Oggi la superficie europea coltivata ecologicamente arriva a poco più del 6% di quella totale: questa volta si tratta di fare come l'Italia, che pianta e semina a biologico e biodinamico quasi a ritmo doppio rispetto agli altri paesi Ue, arrivando a coprire l'11,7% dei suoi campi. E l'obiettivo del 20% di agricoltura bio nella Ue può abbassare sostanzialmente la febbre del Pianeta. E' questa la sfida lanciata dal 34° Congresso internazionale dell'Associazione dell'agricoltura biodinamica "Per la rinascita del Sud: le nuove frontiere dell'agroecologia" in corso a Napoli e a Capua da oggi, 10 novembre 2016 e fino a domenica, organizzato con il patrocinio dell'Università degli Studi di Napoli Federico II, del FAI-Fondo Ambiente Italiano, dell'Ordine Nazionale degli Agronomi e di Demeter.
"L'agricoltura ecologica è uno dei più potenti strumenti per sanare gli squilibri ecologici ed è allo stesso tempo una via per produrre innovazione, tenuta sociale e anche bellezza", ha affermato nell’intervento di oggi Carlo Triarico, presidente dell'Associazione per l'agricoltura biodinamica.
"E' un nodo cruciale della modernità, perché è una prospettiva concreta e sostenibile per il Sud del Paese per favorire salute, occupazione e turismo. La biodinamica è un pezzo importante di questo processo, grazie alle piccole e grandi aziende che hanno intrapreso un nuovo modello agricolo capace di aprire nuovi orizzonti anche sul piano della gestione del territorio, Inoltre, proprio alla conclusione del convegno si lancerà una grande iniziativa di cura del paesaggio originario italiano, attraverso il rafforzamento della collaborazione con il Fondo Ambiente Italiano" ha infine annunciato Triarico.
E mentre a Marrakech è in corso la 22ma Conferenza dell'Onu sul clima, la prima dopo l'accordo di Parigi, in cui si dovranno indicare le azioni e le politiche per contenere l'aumento della temperatura entro 1,5-2 gradi rispetto all'epoca preindustriale, dal mondo della bioagricoltura - biologico e biodinamica - arriva una proposta concreta.
“Molti studi ci dicono che la bioagricoltura produce il 40% in meno di gas serra rispetto a quella convenzionale, grazie a un minor uso di chimica e di energia e a un maggior ricorso al lavoro umano nel vero e proprio processo di coltivazione. Contemporaneamente, i suoli bio, specialmente quelli biodinamici la cui maggiore capacità di fertilità è riconosciuta, fissano nel suolo una quantità di carbonio compreso tra 0,3 e 0,6 tonnellate l'ettaro ogni anno" è scritto in una nota diffusa alla stampa dagli organizzatori del convegno.
Ma per fare in modo che l’agricoltura biodinamica possa progredire c’è bisogno di sempre maggiori evidenze scientifiche su metodiche e risultati. “Stiamo lavorando alla formazione degli agronomi in agricoltura biologica – ha detto il direttore del Dipartimento di Agraria dell’Università degli Studi Federico II di Napoli, Matteo Lorito – grazie ad un corso di laurea dedicato nel quale troverà spazio anche la formazione alla biodinamica”.
Ma Lorito ha anche ricordato: “Servono soldi per affermare la formazione in agricoltura biodinamica, perché mancano in tal senso bandi di ricerca e quindi risorse”.

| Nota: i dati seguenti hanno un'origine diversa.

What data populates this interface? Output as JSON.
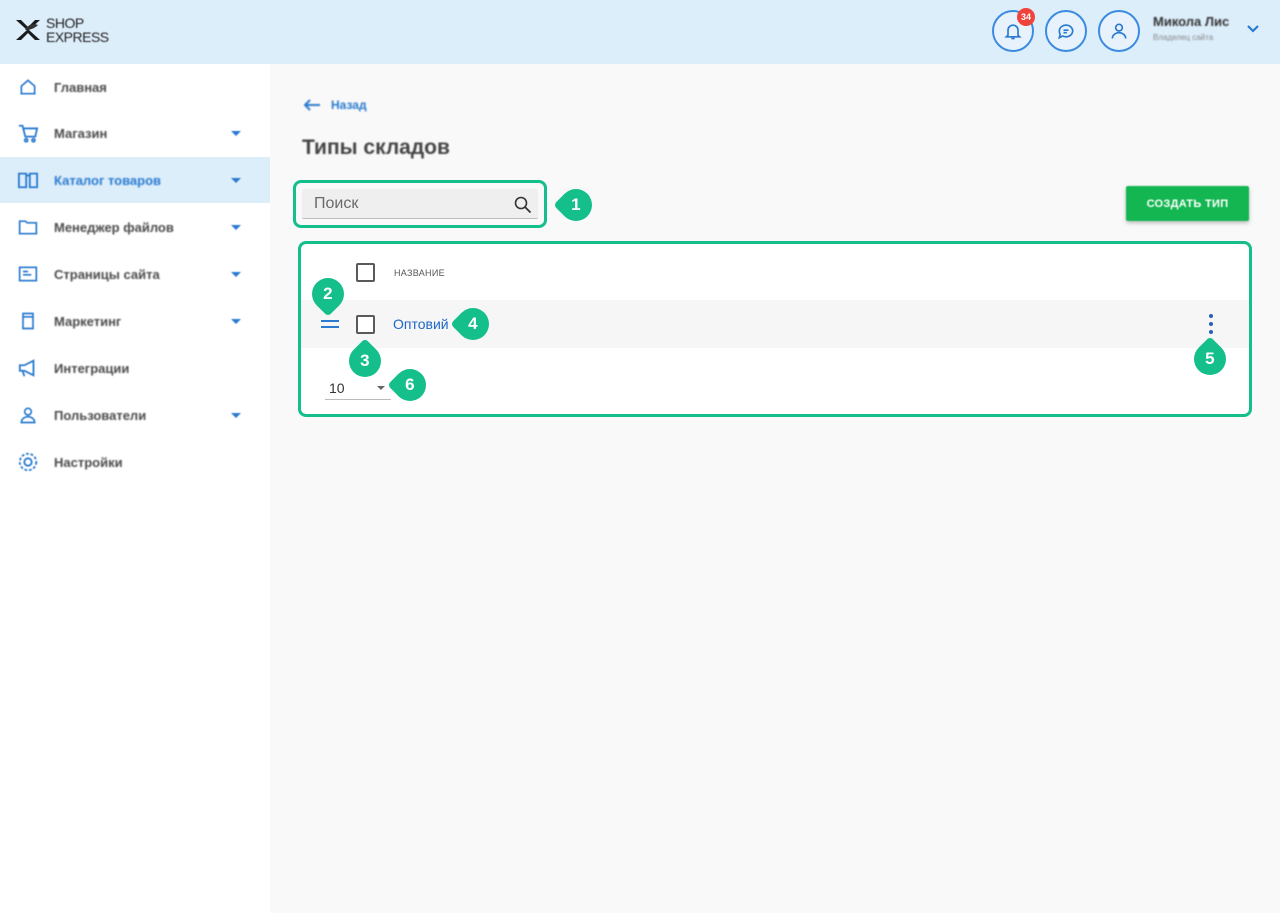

Per il direttore del Dipartimento di Agraria di Napoli i filoni da declinare in chiave biodinamica sono importanti e vanno dalle ricerche sul microbioma del suolo, che consente di individuare ed ottimizzare le strategie di ripristino della flora batterica della terra, fondamentale per il fissaggio al suolo dell’azoto atmosferico, agli studi sui biofitofarmaci, fondamentali per la difesa.

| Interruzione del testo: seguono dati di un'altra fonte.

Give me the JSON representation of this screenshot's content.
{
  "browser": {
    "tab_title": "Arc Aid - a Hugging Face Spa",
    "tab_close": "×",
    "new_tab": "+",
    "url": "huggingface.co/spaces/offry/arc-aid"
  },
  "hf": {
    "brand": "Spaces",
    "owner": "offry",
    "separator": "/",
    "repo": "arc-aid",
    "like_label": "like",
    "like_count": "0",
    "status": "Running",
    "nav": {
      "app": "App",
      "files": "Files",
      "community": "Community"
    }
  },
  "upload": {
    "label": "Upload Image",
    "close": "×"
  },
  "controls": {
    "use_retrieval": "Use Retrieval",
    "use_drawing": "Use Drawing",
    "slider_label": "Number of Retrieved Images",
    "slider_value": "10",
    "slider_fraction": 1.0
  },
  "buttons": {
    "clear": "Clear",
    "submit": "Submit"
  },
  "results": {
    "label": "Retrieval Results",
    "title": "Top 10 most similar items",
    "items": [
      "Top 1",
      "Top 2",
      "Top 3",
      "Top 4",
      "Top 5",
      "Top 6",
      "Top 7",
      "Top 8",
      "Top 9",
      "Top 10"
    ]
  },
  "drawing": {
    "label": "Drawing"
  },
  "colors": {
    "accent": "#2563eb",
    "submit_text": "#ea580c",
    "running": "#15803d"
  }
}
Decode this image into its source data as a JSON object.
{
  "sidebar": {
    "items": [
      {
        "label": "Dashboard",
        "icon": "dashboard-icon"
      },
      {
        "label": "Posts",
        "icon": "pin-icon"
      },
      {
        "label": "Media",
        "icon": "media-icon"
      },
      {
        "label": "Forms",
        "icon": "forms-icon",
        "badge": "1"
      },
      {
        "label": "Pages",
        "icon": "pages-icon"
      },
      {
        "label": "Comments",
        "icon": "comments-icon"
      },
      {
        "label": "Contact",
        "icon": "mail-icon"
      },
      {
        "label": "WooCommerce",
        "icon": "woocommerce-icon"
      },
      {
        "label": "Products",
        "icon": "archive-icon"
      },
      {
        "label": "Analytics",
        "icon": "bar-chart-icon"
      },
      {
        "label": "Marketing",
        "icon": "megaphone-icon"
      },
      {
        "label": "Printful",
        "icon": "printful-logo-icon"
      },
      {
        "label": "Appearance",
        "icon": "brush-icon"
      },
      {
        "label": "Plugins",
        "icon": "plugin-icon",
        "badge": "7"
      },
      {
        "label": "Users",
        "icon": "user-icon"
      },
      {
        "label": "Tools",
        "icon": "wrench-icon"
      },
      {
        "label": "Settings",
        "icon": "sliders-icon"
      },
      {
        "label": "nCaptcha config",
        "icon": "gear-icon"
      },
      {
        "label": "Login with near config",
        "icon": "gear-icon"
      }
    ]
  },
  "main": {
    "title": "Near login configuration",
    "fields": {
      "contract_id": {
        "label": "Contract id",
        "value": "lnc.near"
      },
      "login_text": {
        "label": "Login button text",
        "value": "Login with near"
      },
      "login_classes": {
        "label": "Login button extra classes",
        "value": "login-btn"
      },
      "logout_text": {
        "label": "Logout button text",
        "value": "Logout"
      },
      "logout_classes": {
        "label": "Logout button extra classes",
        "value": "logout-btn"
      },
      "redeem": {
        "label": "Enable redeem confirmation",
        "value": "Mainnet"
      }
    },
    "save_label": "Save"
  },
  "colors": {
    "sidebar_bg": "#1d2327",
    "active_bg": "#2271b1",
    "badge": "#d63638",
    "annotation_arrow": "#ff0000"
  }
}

“Questo perché sono convinto che la sfida lanciata dalla Fao al settore agricolo mondiale – ha sottolineato Lorito – incrementare la produzione del 60% nei prossimi 40 anni, non potrà essere perseguita né mediante il ricorso all’innovazione varietale, che impiega molto tempo per dare risultati, né all’incremento dell’utilizzo della chimica, per gli evidenti limiti ambientali che essa presenta”.